More Is Yet to Come...

Hello Everyone,

Well, It's the end of 3rd semester and I must say this was a hectic one.

So, the most challenging thing I was able to do in this semester was a semester project for one of the subjects as I will describe further.

The project was about comparing audio files and finding a match between them. It wasn't a surprise that it was titled as "Detect Audio Misappropriations". When I first started working on this one I was a bit curious about how an audio file is actually structured from inside except the fact that all data is binary. As I learnt more about different audio file extensions the picture became clear. One thing I liked about this project was the problem statement which was very well structured as it came in bits and pieces every week and I had to dwell in some new concepts. I will try to describe the whole process I followed in the project but one of the concepts I struggled with was Fast Fourier Transform which is a part of Electrical Engineering. I really wish I would have taken some Electrical Engineering classes to form my basics about it. I also feel that I made it tough for myself somehow by writing the algorithm myself. So, this project was a team project and we were suppose to handle 3 file extensions ".wav", ".mp3" & ".ogg".
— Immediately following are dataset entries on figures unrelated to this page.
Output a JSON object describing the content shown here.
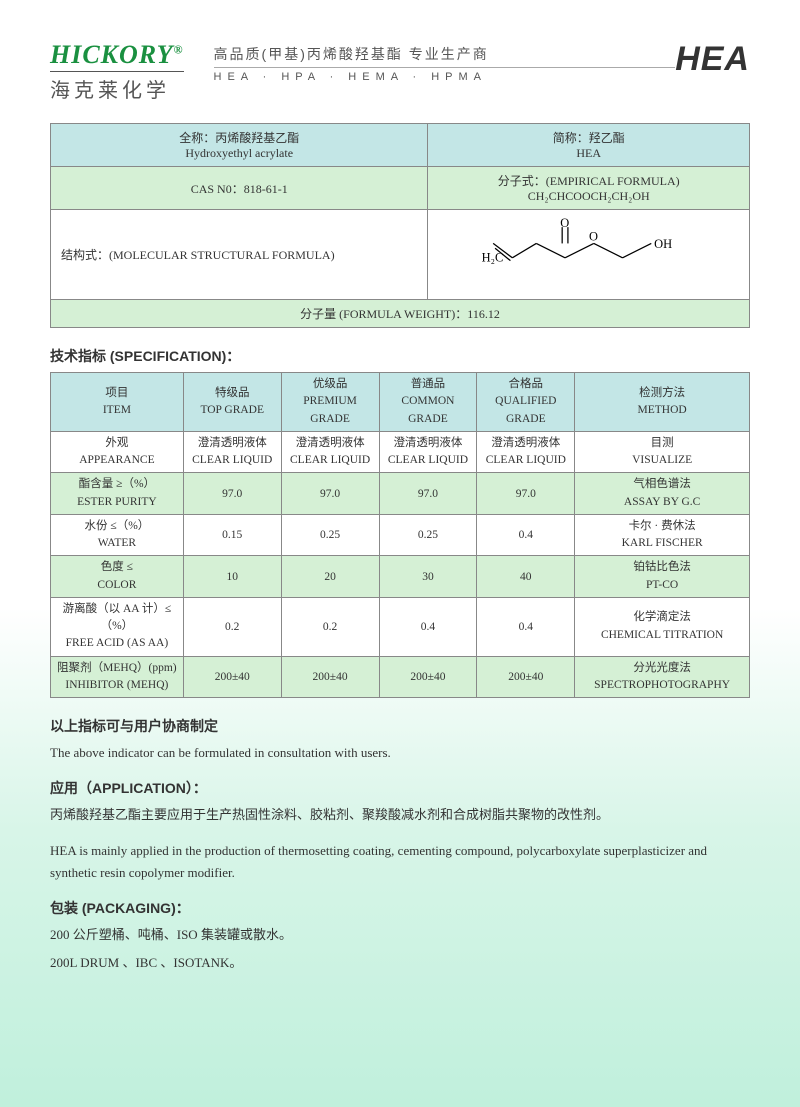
{
  "header": {
    "brand": "HICKORY",
    "brand_cn": "海克莱化学",
    "tagline_cn": "高品质(甲基)丙烯酸羟基酯 专业生产商",
    "tagline_en": "HEA · HPA · HEMA · HPMA",
    "product_logo": "HEA"
  },
  "info": {
    "fullname_cn": "全称：丙烯酸羟基乙酯",
    "fullname_en": "Hydroxyethyl acrylate",
    "abbr_cn": "简称：羟乙酯",
    "abbr_en": "HEA",
    "cas_label": "CAS N0：818-61-1",
    "empirical_label": "分子式：(EMPIRICAL FORMULA)",
    "empirical_formula": "CH₂CHCOOCH₂CH₂OH",
    "structural_label": "结构式：(MOLECULAR STRUCTURAL FORMULA)",
    "weight_label": "分子量 (FORMULA WEIGHT)：116.12"
  },
  "spec": {
    "title_cn": "技术指标 (SPECIFICATION)：",
    "head": {
      "item_cn": "项目",
      "item_en": "ITEM",
      "top_cn": "特级品",
      "top_en": "TOP GRADE",
      "prem_cn": "优级品",
      "prem_en": "PREMIUM GRADE",
      "com_cn": "普通品",
      "com_en": "COMMON GRADE",
      "qual_cn": "合格品",
      "qual_en": "QUALIFIED GRADE",
      "method_cn": "检测方法",
      "method_en": "METHOD"
    },
    "rows": [
      {
        "item_cn": "外观",
        "item_en": "APPEARANCE",
        "v": [
          "澄清透明液体",
          "澄清透明液体",
          "澄清透明液体",
          "澄清透明液体"
        ],
        "v_en": [
          "CLEAR LIQUID",
          "CLEAR LIQUID",
          "CLEAR LIQUID",
          "CLEAR LIQUID"
        ],
        "method_cn": "目测",
        "method_en": "VISUALIZE",
        "bg": "white-bg"
      },
      {
        "item_cn": "酯含量 ≥（%）",
        "item_en": "ESTER PURITY",
        "v": [
          "97.0",
          "97.0",
          "97.0",
          "97.0"
        ],
        "method_cn": "气相色谱法",
        "method_en": "ASSAY BY G.C",
        "bg": "green-bg"
      },
      {
        "item_cn": "水份 ≤（%）",
        "item_en": "WATER",
        "v": [
          "0.15",
          "0.25",
          "0.25",
          "0.4"
        ],
        "method_cn": "卡尔 · 费休法",
        "method_en": "KARL FISCHER",
        "bg": "white-bg"
      },
      {
        "item_cn": "色度 ≤",
        "item_en": "COLOR",
        "v": [
          "10",
          "20",
          "30",
          "40"
        ],
        "method_cn": "铂钴比色法",
        "method_en": "PT-CO",
        "bg": "green-bg"
      },
      {
        "item_cn": "游离酸（以 AA 计）≤（%）",
        "item_en": "FREE ACID (AS AA)",
        "v": [
          "0.2",
          "0.2",
          "0.4",
          "0.4"
        ],
        "method_cn": "化学滴定法",
        "method_en": "CHEMICAL TITRATION",
        "bg": "white-bg"
      },
      {
        "item_cn": "阻聚剂（MEHQ）(ppm)",
        "item_en": "INHIBITOR (MEHQ)",
        "v": [
          "200±40",
          "200±40",
          "200±40",
          "200±40"
        ],
        "method_cn": "分光光度法",
        "method_en": "SPECTROPHOTOGRAPHY",
        "bg": "green-bg"
      }
    ]
  },
  "note": {
    "cn": "以上指标可与用户协商制定",
    "en": "The above indicator can be formulated in consultation with users."
  },
  "application": {
    "title": "应用（APPLICATION）：",
    "cn": "丙烯酸羟基乙酯主要应用于生产热固性涂料、胶粘剂、聚羧酸减水剂和合成树脂共聚物的改性剂。",
    "en": "HEA is mainly applied in the production of thermosetting coating, cementing compound, polycarboxylate superplasticizer and synthetic resin copolymer modifier."
  },
  "packaging": {
    "title": "包装 (PACKAGING)：",
    "cn": "200 公斤塑桶、吨桶、ISO 集装罐或散水。",
    "en": "200L DRUM 、IBC 、ISOTANK。"
  },
  "colors": {
    "blue_bg": "#c3e6e6",
    "green_bg": "#d5f0d5",
    "brand_green": "#1a9040",
    "border": "#888888"
  }
}
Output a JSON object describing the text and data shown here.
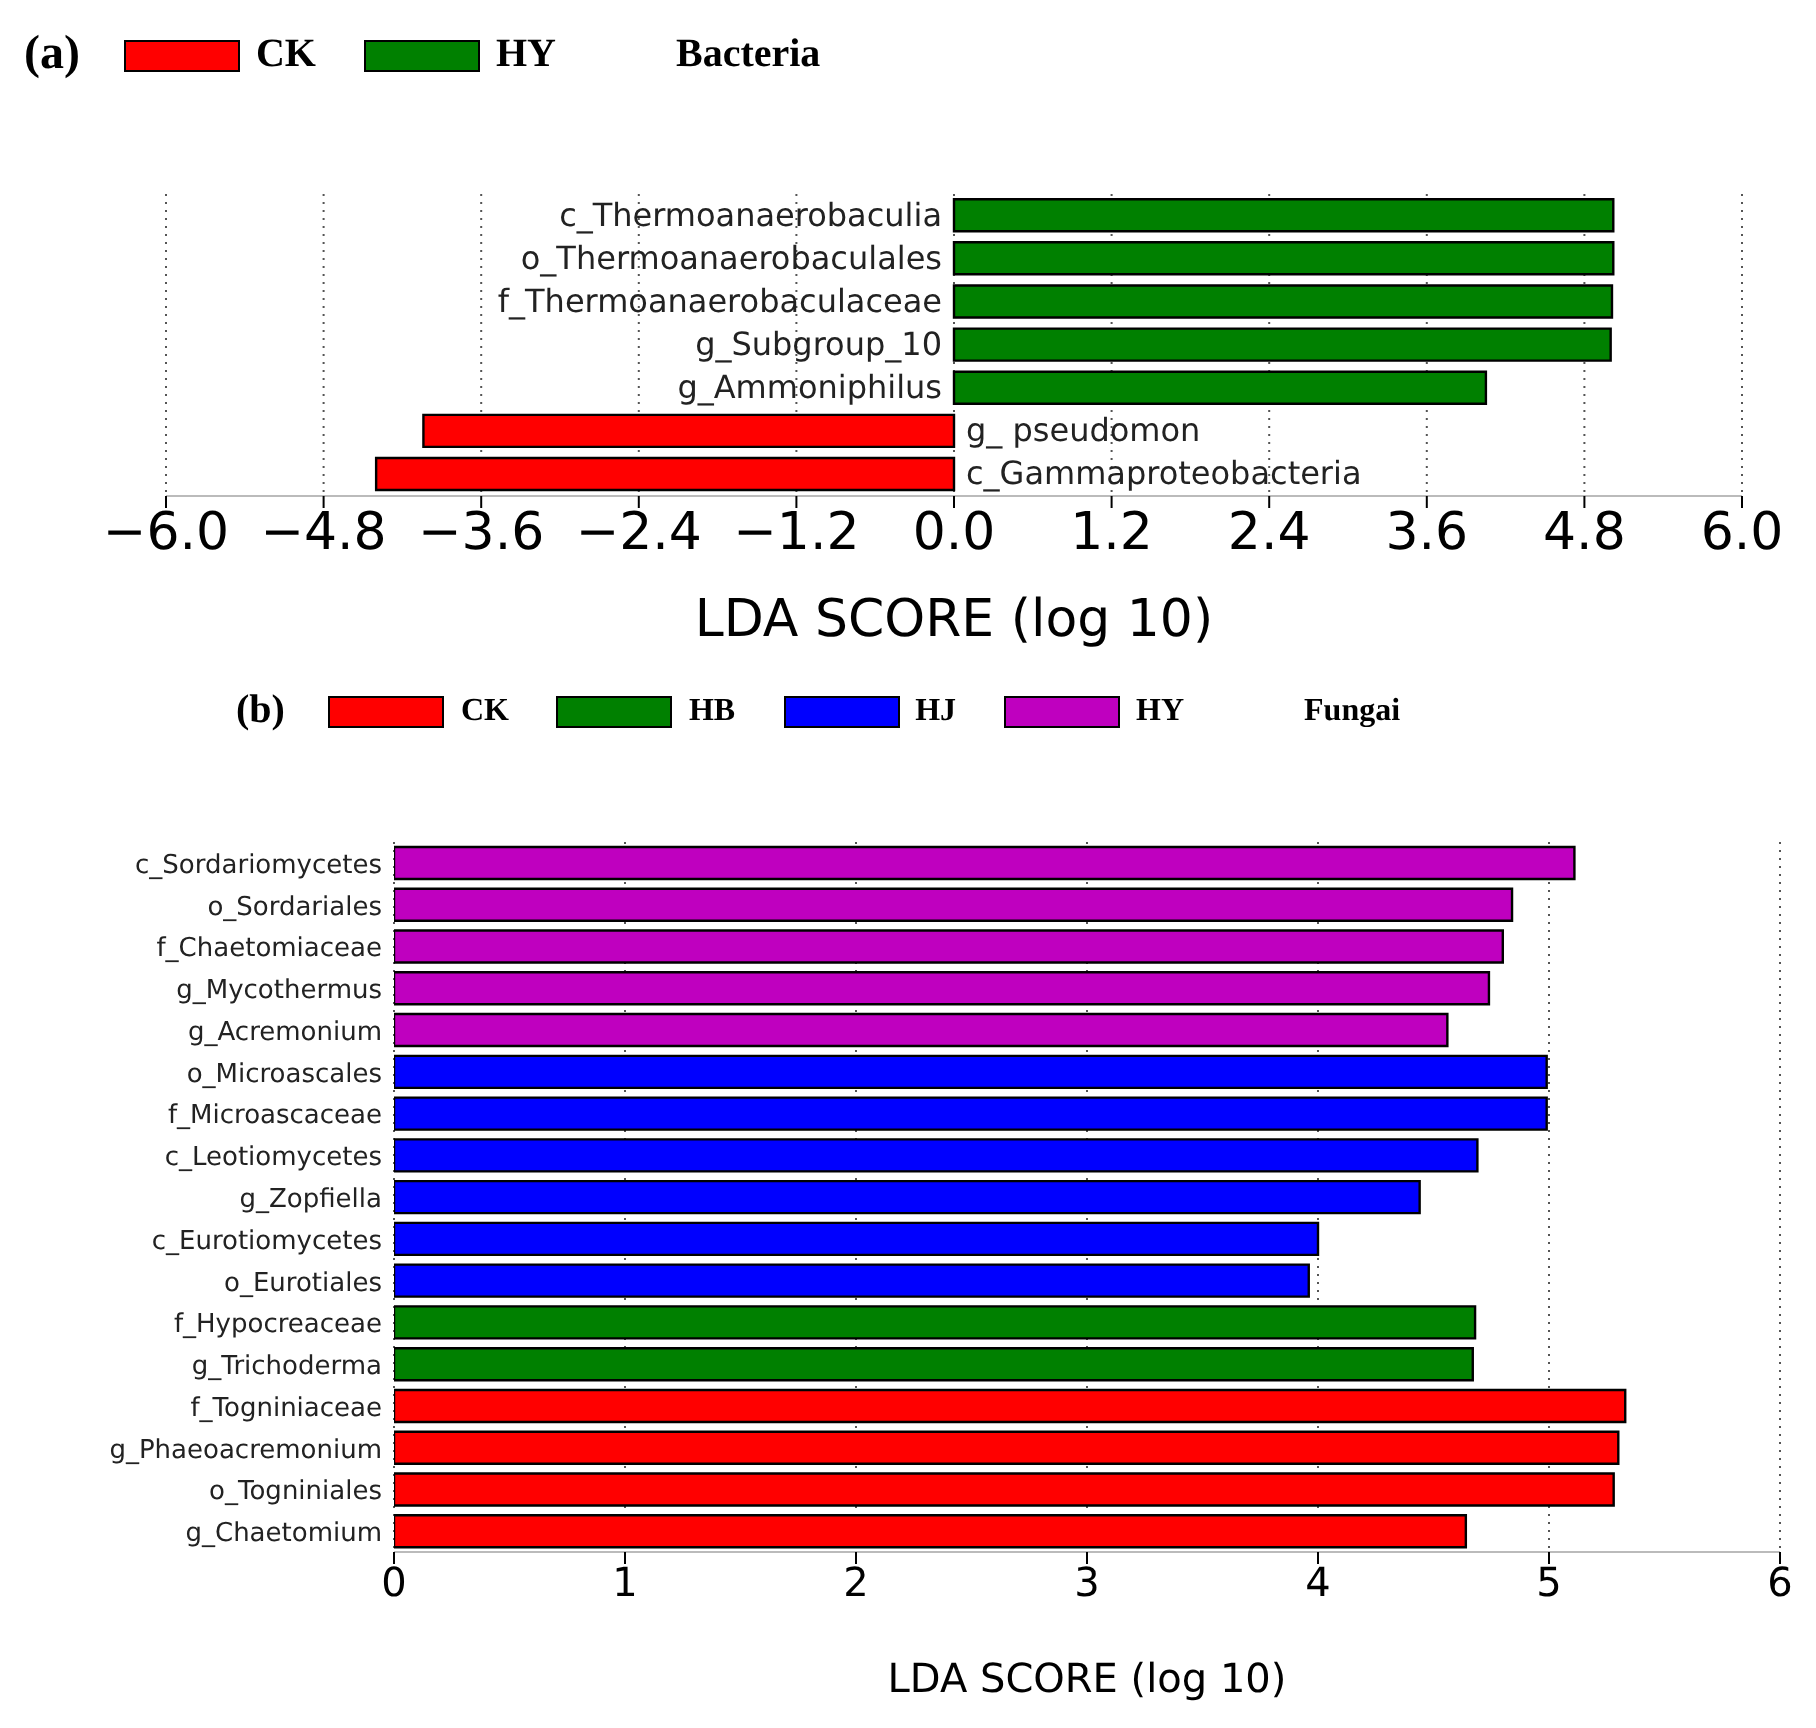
{
  "chart_data": [
    {
      "type": "bar",
      "orientation": "horizontal",
      "stacked": true,
      "title": "Bacteria",
      "annotations": [
        "(a)"
      ],
      "xlabel": "LDA SCORE (log 10)",
      "categories": [
        "c_Thermoanaerobaculia",
        "o_Thermoanaerobaculales",
        "f_Thermoanaerobaculaceae",
        "g_Subgroup_10",
        "g_Ammoniphilus",
        "g_ pseudomon",
        "c_Gammaproteobacteria"
      ],
      "series": [
        {
          "name": "CK",
          "color": "#ff0000",
          "values": [
            null,
            null,
            null,
            null,
            null,
            -4.04,
            -4.4
          ]
        },
        {
          "name": "HY",
          "color": "#008000",
          "values": [
            5.02,
            5.02,
            5.01,
            5.0,
            4.05,
            null,
            null
          ]
        }
      ],
      "xlim": [
        -6,
        6
      ],
      "xticks": [
        {
          "value": -6,
          "label": "−6.0"
        },
        {
          "value": -4.8,
          "label": "−4.8"
        },
        {
          "value": -3.6,
          "label": "−3.6"
        },
        {
          "value": -2.4,
          "label": "−2.4"
        },
        {
          "value": -1.2,
          "label": "−1.2"
        },
        {
          "value": 0,
          "label": "0.0"
        },
        {
          "value": 1.2,
          "label": "1.2"
        },
        {
          "value": 2.4,
          "label": "2.4"
        },
        {
          "value": 3.6,
          "label": "3.6"
        },
        {
          "value": 4.8,
          "label": "4.8"
        },
        {
          "value": 6,
          "label": "6.0"
        }
      ],
      "grid": "x",
      "legend": "top left"
    },
    {
      "type": "bar",
      "orientation": "horizontal",
      "stacked": true,
      "title": "Fungai",
      "annotations": [
        "(b)"
      ],
      "xlabel": "LDA SCORE (log 10)",
      "categories": [
        "c_Sordariomycetes",
        "o_Sordariales",
        "f_Chaetomiaceae",
        "g_Mycothermus",
        "g_Acremonium",
        "o_Microascales",
        "f_Microascaceae",
        "c_Leotiomycetes",
        "g_Zopfiella",
        "c_Eurotiomycetes",
        "o_Eurotiales",
        "f_Hypocreaceae",
        "g_Trichoderma",
        "f_Togniniaceae",
        "g_Phaeoacremonium",
        "o_Togniniales",
        "g_Chaetomium"
      ],
      "series": [
        {
          "name": "CK",
          "color": "#ff0000",
          "values": [
            null,
            null,
            null,
            null,
            null,
            null,
            null,
            null,
            null,
            null,
            null,
            null,
            null,
            5.33,
            5.3,
            5.28,
            4.64
          ]
        },
        {
          "name": "HB",
          "color": "#008000",
          "values": [
            null,
            null,
            null,
            null,
            null,
            null,
            null,
            null,
            null,
            null,
            null,
            4.68,
            4.67,
            null,
            null,
            null,
            null
          ]
        },
        {
          "name": "HJ",
          "color": "#0000ff",
          "values": [
            null,
            null,
            null,
            null,
            null,
            4.99,
            4.99,
            4.69,
            4.44,
            4.0,
            3.96,
            null,
            null,
            null,
            null,
            null,
            null
          ]
        },
        {
          "name": "HY",
          "color": "#bf00bf",
          "values": [
            5.11,
            4.84,
            4.8,
            4.74,
            4.56,
            null,
            null,
            null,
            null,
            null,
            null,
            null,
            null,
            null,
            null,
            null,
            null
          ]
        }
      ],
      "xlim": [
        0,
        6
      ],
      "xticks": [
        0,
        1,
        2,
        3,
        4,
        5,
        6
      ],
      "grid": "x",
      "legend": "top left"
    }
  ]
}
For any format below was the process:

a) Validate the format by reading its header data (Every format has its header and the header has specific values for each format).
b) If the header was in valid format, the file was converted in a canonical format which apparently was ".wav".
c) Then the audio data of the file was read (samples).
d) 16384 samples were read in each iteration and this was termed as 1 bin of samples.
e) Each sample was processed through Hanning Window and Fast Fourier Transform and a single value was generated for every bin.
f) Further these values were compared for two files to detect a match.

This is actually a brief description of the process and it actually involves some more important concepts which might be too thorough for this post.

While I was working on this project, I also tried to implement one of the great research papers by Haitsma & Kalker (http://ismir2002.ismir.net/proceedings/02-FP04-2.pdf). We were able to implement about 90% of this research paper but we got stuck due to less knowledge about terms such as frequency bands. I would say there is a scope of improvement of what we now have implemented and scope is handling silence in audio.

For now, the developed product takes two directories or files and compares all the files in first directory to all the files in the second directory and reports a match if there is same audio content of more than 5 seconds. Future improvements can be handling silence as I mentioned above.

This process was interesting to come up with and I really thank one of my friends Raymond Li who worked as a great class mate.

Below is the github link to the project:
https://github.com/vishalrajpal/Assignment-7

Please feel free to drop your suggestions. Thanks for reading.

Vishal